Metroid Security Mechanism

Having recently played most of the way through Metroid Prime 3: Corruption, I came across an interesting security mechanism in the game that I haven’t really seen paralleled in the real world…

During the latter part of the game where the player travels to the Space Pirate home-world, the player receives a suit upgrade which allows the HUD of their visor to go into an X-Ray mode and see through most obstacles. An interesting property of this visor is that it allows the values on the buttons of a combination lock’s access panel to be obscured from normal view. When viewed via the X-Ray visor, the values of the buttons can be read:

That’s not the bit that struck me as novel, however. The interesting bit to me was that once the player uses the X-Ray visor to see the values of the buttons on the panel, whenever a button was pressed to enter it’s value, the remaining buttons’ values were randomized:

Now, the obvious flaw in the game’s locking mechanism is that the combination is displayed alongside the buttons; the “key” to the lock is essentially possession of the X-Ray visor. In the real world, the combination is generally secret and must be stolen, guessed, or brute-forced. A lot of mechanical brute-force attacks against combination locks using button pads, letter or number dials, disks, etc. depend on the values of those components to be a mechanical constant of the system. If this is true, the brute forcing device can ensure that once it has tried a particular combination of values that it does not try them again and can therefore progressively eliminate the failed combinations that it has already tried. The locking system used in the game denies an attacker that mechanical constant by randomizing the button values after every button press, so unless the attacking mechanism can dynamically determine the values of the buttons prior to each button press, it will likely never succeed in brute-forcing the combination to the lock.

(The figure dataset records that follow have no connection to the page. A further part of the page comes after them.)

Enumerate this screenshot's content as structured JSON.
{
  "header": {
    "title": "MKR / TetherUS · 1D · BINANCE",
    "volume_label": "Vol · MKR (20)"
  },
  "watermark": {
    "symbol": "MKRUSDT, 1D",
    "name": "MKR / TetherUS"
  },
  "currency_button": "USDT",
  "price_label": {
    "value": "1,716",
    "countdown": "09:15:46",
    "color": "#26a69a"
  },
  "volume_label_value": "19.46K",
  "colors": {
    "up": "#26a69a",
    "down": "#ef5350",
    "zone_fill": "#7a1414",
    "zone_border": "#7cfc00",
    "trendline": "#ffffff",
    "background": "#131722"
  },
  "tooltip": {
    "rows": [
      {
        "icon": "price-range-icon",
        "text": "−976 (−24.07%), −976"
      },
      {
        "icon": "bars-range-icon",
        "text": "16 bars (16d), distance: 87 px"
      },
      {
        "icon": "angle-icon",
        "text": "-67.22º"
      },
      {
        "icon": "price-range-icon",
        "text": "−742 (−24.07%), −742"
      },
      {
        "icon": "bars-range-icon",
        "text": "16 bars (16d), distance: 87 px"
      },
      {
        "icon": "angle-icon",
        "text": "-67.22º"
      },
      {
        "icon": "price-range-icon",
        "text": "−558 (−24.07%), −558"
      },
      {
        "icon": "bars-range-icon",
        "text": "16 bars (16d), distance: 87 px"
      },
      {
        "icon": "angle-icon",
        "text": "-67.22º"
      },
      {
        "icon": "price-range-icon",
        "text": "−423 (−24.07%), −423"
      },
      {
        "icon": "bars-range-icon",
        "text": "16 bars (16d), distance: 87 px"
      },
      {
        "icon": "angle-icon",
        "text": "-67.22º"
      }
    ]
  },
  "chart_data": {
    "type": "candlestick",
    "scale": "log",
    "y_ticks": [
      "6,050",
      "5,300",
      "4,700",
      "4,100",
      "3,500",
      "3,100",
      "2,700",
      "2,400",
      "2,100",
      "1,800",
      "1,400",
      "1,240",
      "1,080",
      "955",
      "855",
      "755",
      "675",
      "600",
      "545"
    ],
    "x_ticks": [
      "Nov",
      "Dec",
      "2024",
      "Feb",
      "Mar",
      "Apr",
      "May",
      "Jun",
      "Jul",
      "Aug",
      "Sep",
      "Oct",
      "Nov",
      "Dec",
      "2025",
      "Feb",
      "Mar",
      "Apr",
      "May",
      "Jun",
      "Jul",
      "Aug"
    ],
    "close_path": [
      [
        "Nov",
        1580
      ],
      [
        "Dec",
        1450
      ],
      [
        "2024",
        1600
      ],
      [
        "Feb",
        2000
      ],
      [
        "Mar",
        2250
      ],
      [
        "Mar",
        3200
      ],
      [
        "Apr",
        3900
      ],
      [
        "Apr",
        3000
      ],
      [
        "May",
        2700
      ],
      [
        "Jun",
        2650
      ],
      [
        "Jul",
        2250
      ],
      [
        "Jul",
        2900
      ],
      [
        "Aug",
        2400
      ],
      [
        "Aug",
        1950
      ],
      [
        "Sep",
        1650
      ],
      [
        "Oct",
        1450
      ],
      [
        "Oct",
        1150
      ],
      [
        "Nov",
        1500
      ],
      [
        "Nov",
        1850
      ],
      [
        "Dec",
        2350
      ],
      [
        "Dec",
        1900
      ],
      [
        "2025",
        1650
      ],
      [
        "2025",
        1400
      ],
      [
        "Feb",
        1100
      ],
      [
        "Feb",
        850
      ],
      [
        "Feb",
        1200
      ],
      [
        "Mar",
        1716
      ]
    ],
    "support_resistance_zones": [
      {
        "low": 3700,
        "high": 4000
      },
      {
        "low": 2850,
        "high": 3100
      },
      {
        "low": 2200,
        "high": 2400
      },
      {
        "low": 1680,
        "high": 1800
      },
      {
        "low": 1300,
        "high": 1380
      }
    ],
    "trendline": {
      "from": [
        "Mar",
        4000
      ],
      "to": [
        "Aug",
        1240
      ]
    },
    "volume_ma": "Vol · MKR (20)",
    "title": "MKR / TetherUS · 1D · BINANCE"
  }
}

In addition to the brute-force attacks, many intelligent guessing methods other than directly observing which values a user presses rely on observing the approximate locations of a user’s fingers and motion of the hand as they press the buttons. A more forensic approach involves identifying button wear or dusting the keypad for fingerprints to identify which buttons are commonly pressed or were used in a recent authentication. Randomizing the button values either after every button press or after each authentication attempt also defeats both of these types of attacks. In the first case, the button values are not predictable for the period of time in which they were observed being pressed. In the second case, button wear should be uniform across all buttons due to the randomization of values, and fingerprints left on the keypad will no longer be associated with the correct button values at the time of dusting.

I personally haven’t seen any key-pad combination lock manufacturers create anything like this in real life, and after some fairly extensive searching of the web I didn’t come across any products that do this. It would appear that Space Pirates have a thing or two to teach us about physical security.

[EDIT: Apparently, IBM holds a patent on exactly this idea. I wonder if they’ll sue Nintendo for virtual patent infringement…]

2 Responses to “Metroid Security Mechanism”

  1. SmartPhone Unlock Screens: Moving in the Wrong Direction « Dustin D. Trammell Says:

    […] Needless to say, I tend to wipe my phone’s touch-screen quite frequently.  Why hasn’t anyone implemented a lock screen that uses a technique like this one? […]

  2. TJ Leeland Says:

    as security expert I can tell you why make-believe security is better than real life: make-believe users don’t call tech-support.

    Seriously.

    The more secure you make things, the more calls you get from users who can’t get into their systems. You add “random” anything to a login process and you will see lockouts skyrocket and calls to support will jump along with it. It’s always a balance between security and usability. They can only give you the level of security the dumbest users can handle.